Sunday, July 12, 2015

Beekeeping 101: Equipment


 If you are going to start keeping bees you'll need some basic equipment. If you pick up a catalog or attend a meeting of beekeepers you are going to hear some terms that sound confusing. Things like "hive body" and "super". Here's a simple explanation of what's what. In the picture above you can see hive bodies. The bigger boxes on the bottom. On the top are shallower boxes called honey supers.


These are frames. I run 10 frame boxes but 8 frames would be easier for me to handle since they'd be lighter when full of honey. You can see on the frames that the bees build honeycomb and fill it with either brood, pollen, or honey. The frame below has an example of all three.

Read more about what you'll find inside the hive.


Below you see the inner cover. which you put on your hive body or honey super.


Over the inner cover you put the outer or telescoping cover which sounds a lot fancier than it is. It has metal on top to protect the hive from the elements. Here's what it looks like all together. The entire hive rests on a landing board. There are several variations of this.

Read the story of an entire season!


Finally, you will need tools necessary to beekeeping.


Last and most importantly you are going to need protection. Getting stung hurts and I want beekeeping to be enjoyable more than I want to look cool. In the picture you can see both kinds of popular veils. There are several variations of all of these.
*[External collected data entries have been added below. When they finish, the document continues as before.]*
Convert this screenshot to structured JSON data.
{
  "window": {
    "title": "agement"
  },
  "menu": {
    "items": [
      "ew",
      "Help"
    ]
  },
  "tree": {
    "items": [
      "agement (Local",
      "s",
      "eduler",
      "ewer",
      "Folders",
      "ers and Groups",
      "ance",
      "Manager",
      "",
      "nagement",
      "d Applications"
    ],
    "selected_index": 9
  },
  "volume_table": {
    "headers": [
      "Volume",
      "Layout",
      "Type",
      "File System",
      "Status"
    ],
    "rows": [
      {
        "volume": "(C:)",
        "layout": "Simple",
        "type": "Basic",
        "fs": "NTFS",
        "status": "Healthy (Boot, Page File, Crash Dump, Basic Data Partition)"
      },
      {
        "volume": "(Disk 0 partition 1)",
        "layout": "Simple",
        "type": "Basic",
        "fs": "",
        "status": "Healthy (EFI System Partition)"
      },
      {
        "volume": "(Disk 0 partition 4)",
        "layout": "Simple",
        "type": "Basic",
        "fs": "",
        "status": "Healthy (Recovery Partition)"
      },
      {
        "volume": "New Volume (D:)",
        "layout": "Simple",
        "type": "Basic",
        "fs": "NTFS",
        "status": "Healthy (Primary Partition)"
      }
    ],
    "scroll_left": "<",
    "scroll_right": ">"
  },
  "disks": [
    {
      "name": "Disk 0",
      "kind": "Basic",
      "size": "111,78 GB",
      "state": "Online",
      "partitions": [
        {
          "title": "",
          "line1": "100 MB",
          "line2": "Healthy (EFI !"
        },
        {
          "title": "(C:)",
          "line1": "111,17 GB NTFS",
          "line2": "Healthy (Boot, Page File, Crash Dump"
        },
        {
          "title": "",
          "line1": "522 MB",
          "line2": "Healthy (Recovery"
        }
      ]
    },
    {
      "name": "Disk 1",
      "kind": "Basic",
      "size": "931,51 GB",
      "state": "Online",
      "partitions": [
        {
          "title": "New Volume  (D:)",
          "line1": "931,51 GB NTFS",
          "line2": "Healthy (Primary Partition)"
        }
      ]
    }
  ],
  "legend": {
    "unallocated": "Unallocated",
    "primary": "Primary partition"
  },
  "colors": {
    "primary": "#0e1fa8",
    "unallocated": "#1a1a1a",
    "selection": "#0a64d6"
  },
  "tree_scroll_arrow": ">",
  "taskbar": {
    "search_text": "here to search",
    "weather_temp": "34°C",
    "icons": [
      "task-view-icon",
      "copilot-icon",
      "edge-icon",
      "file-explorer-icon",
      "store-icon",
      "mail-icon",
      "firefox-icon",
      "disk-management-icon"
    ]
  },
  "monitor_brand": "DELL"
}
The cost of start up equipment is going to be around 500 dollars. I started off with a kit that included the basic hive, smoker, veil, gloves, hive tool, and bee brush for about 120 bucks plus shipping. The bee suit and veil I'm wearing in this pic were $65.00. You'll purchase extra equipment as your colony grows and most beekeepers advise starting off with two hives in case something goes wrong. Your first swarm of bees and queen will run about a hundred dollars. 

Read about putting the equipment together here. 

Don't let the cost prevent you from taking up this hobby if you want to. Remember you'll be able to offset part of the expense by selling your honey. Compared to something like golf which just costs money it's inexpensive. And you'll be creating something of value as well as helping save the planet and our food supply in the process.